The FAsyncCoroutine struct is ignored for BP and is hidden. The great thing is that the co_await is not going to block the gamethread! And yes, this is how you can do a “delay” in C++ now! Compare that to the non-coroutine way:

// in the .h file
FTimerHandle TimeoutTimerHandle;
void OnTimeout();
void SomeOtherMethod();

// in the .cpp file
void AExampleActor::SomeOtherMethod()
{
    GEngine->AddOnScreenDebugMessage(-1, 3.0f, FColor::Yellow, "Before timer");
    GetWorld()->GetTimerManager().SetTimer(TimeoutTimerHandle, this, &ACustomActor::OnTimeout, Time, false);   
}

void AExampleActor::OnTimeout()
{
    GEngine->AddOnScreenDebugMessage(-1, 3.0f, FColor::Yellow, "After timer");
}

Now, admittingly, you can also wrap this in a lambda as well, so it is all in the same space. It is still more verbose though. Besides, this previous syntax is the more common approach.

If you’ve ever tried to do a timeline in C++, you’ll know that it is quite painful. With UE5Coro, we can just do the following:

co_await UE5Coro::Latent::Timeline(WorldContextObject, From, To, Length, [](double interpolatedValue) -> void 
{
    // write your timeline logic here - remember to do the proper captures/params for your lambda!
});

Even async loading objects is far more simple and straightforward.

// .h
UPROPERTY(EditAnywhere)
TSoftObjectPtr<UStaticMesh> SoftMesh;

// .cpp
UStaticMesh* MyMesh = co_await UE5Coro::Latent::AsyncLoadObject(SoftMesh);

It also has a templated variant

auto* MyMesh = co_await UE5Coro::Latent::AsyncLoadObject<UStaticMesh>(SoftMesh);

Now let’s take a look at how you can do the same thing, but using the classic approach with callback functions.

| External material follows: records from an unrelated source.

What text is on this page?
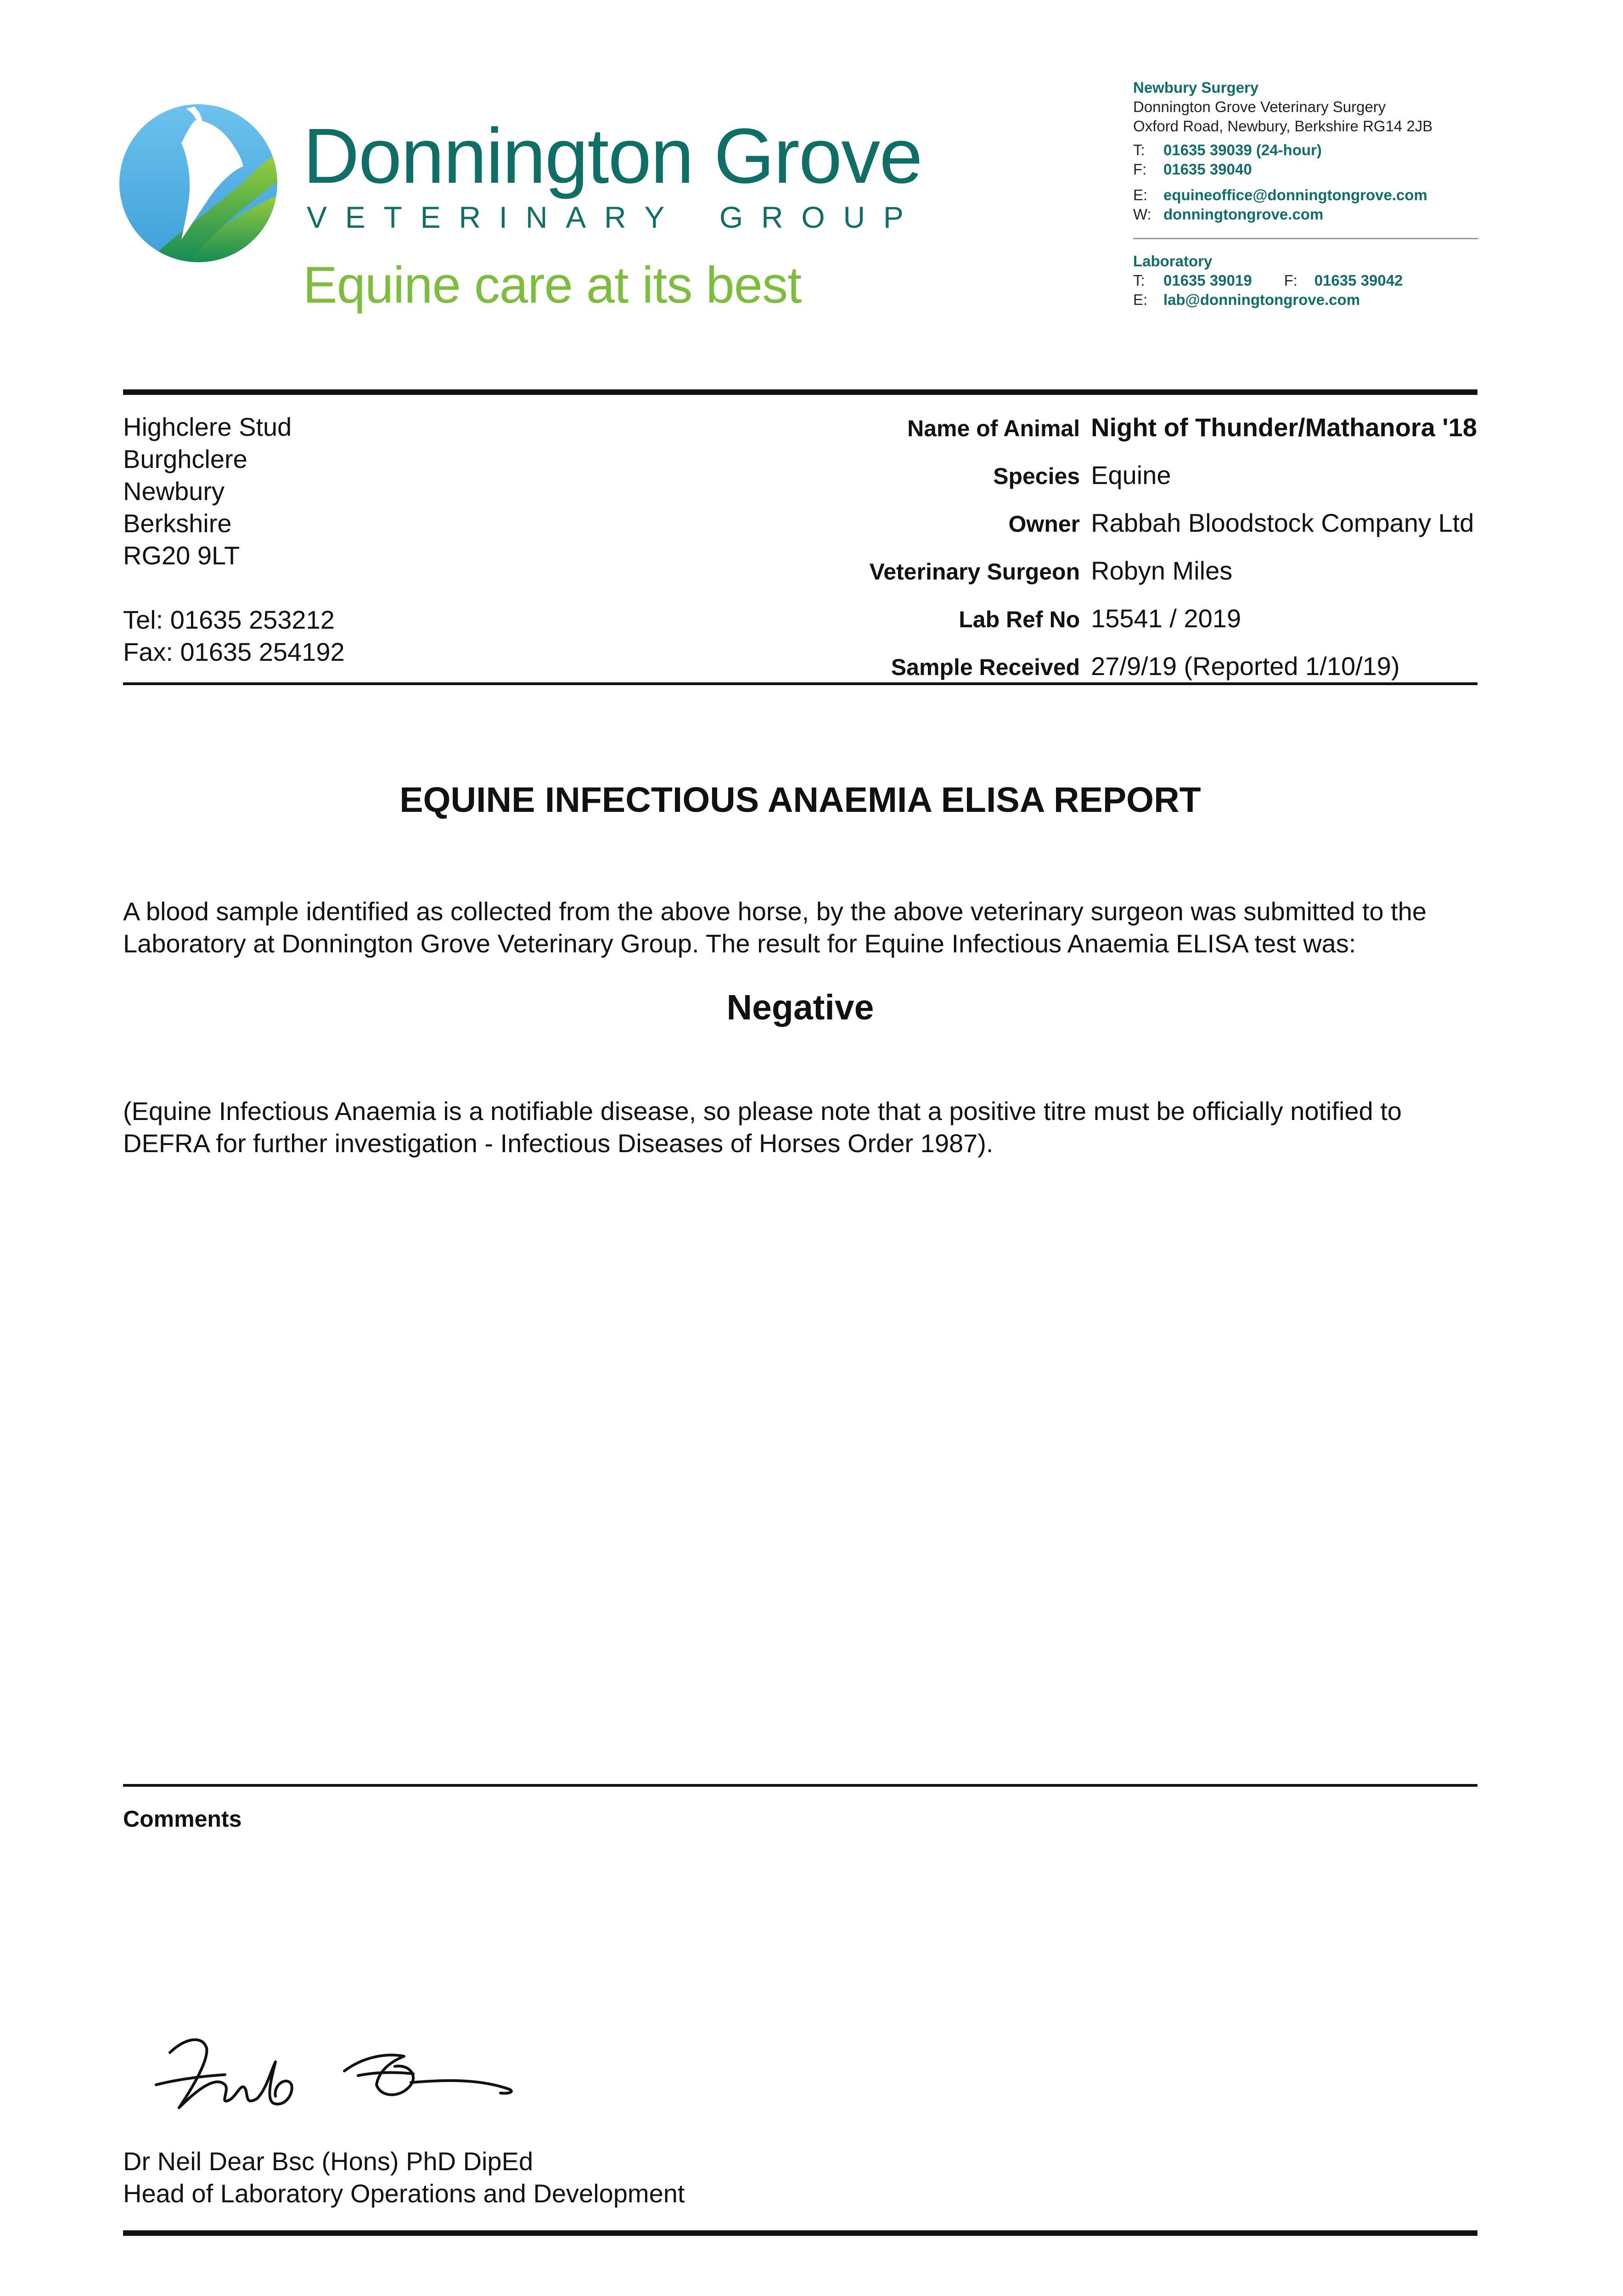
Donnington Grove
V E T E R I N A R Y G R O U P
Equine care at its best
Newbury Surgery
Donnington Grove Veterinary Surgery
Oxford Road, Newbury, Berkshire RG14 2JB
T: 01635 39039 (24-hour)
F: 01635 39040
E: equineoffice@donningtongrove.com
W: donningtongrove.com
Laboratory
T: 01635 39019 F: 01635 39042
E: lab@donningtongrove.com
Highclere Stud
Burghclere
Newbury
Berkshire
RG20 9LT
Tel: 01635 253212
Fax: 01635 254192
Name of Animal	Night of Thunder/Mathanora '18
Species	Equine
Owner	Rabbah Bloodstock Company Ltd
Veterinary Surgeon	Robyn Miles
Lab Ref No	15541 / 2019
Sample Received	27/9/19 (Reported 1/10/19)
EQUINE INFECTIOUS ANAEMIA ELISA REPORT
A blood sample identified as collected from the above horse, by the above veterinary surgeon was submitted to the Laboratory at Donnington Grove Veterinary Group. The result for Equine Infectious Anaemia ELISA test was:
Negative
(Equine Infectious Anaemia is a notifiable disease, so please note that a positive titre must be officially notified to DEFRA for further investigation - Infectious Diseases of Horses Order 1987).
Comments
Dr Neil Dear Bsc (Hons) PhD DipEd
Head of Laboratory Operations and Development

void UGameCheatManager::GrantItems()
{
    // you have to set up your own UGameGlobals!
    FStreamableManager& Streamable = UGameGlobals::Get().StreamableManager;
    Streamable.RequestAsyncLoad(SoftMesh.ToSoftObjectPath(), FStreamableDelegate::CreateUObject(this, &UGameCheatManager::GrantItemsDeferred));
}

void UGameCheatManager::GrantItemsDeferred()
{
    // we have the UStaticMesh now, so we can do w/e with it
}

We can even load primary assets quite easily with UE5Coro. First I’m going to show the classic approach. Here is a snippet of code I’m using as an example from Tom Looman’s blog post about the asset manager for Unreal.

// Get the Asset Manager from anywhere
if (UAssetManager* Manager = UAssetManager::GetIfValid())
{
    // Monster Id taken from a DataTable
    FPrimaryAssetId MonsterId = SelectedMonsterRow->MonsterId;

    // Optional "bundles" like "UI"
    TArray<FName> Bundles;

    // Locations array from omitted part of code (see github)
    FVector SpawnLocation = Locations[0]; 

    // Delegate with parameters we need once the asset had been loaded such as the Id we loaded and the location to spawn at. Will call function 'OnMonsterLoaded' once it's complete.
    FStreamableDelegate Delegate = FStreamableDelegate::CreateUObject(this, &ASGameModeBase::OnMonsterLoaded, MonsterId, SpawnLocation);
    
    // The actual async load request
    Manager->LoadPrimaryAsset(MonsterId, Bundles, Delegate);
}

void ASGameModeBase::OnMonsterLoaded(FPrimaryAssetId LoadedId, FVector SpawnLocation)
{
    UAssetManager* Manager = UAssetManager::GetIfValid();
    if (Manager)
    {
        USMonsterData* MonsterData = Cast<USMonsterData>(Manager->GetPrimaryAssetObject(LoadedId));

        if (MonsterData)
        {
            AActor* NewBot = GetWorld()->SpawnActor<AActor>(MonsterData->MonsterClass, SpawnLocation, FRotator::ZeroRotator);
        }
    }
}

Now let’s rewrite this to be used with coroutines in UE5Coro. Imagine this as one function though, because there is code omitted as Tom mentioned and I did not check the github like he said to do.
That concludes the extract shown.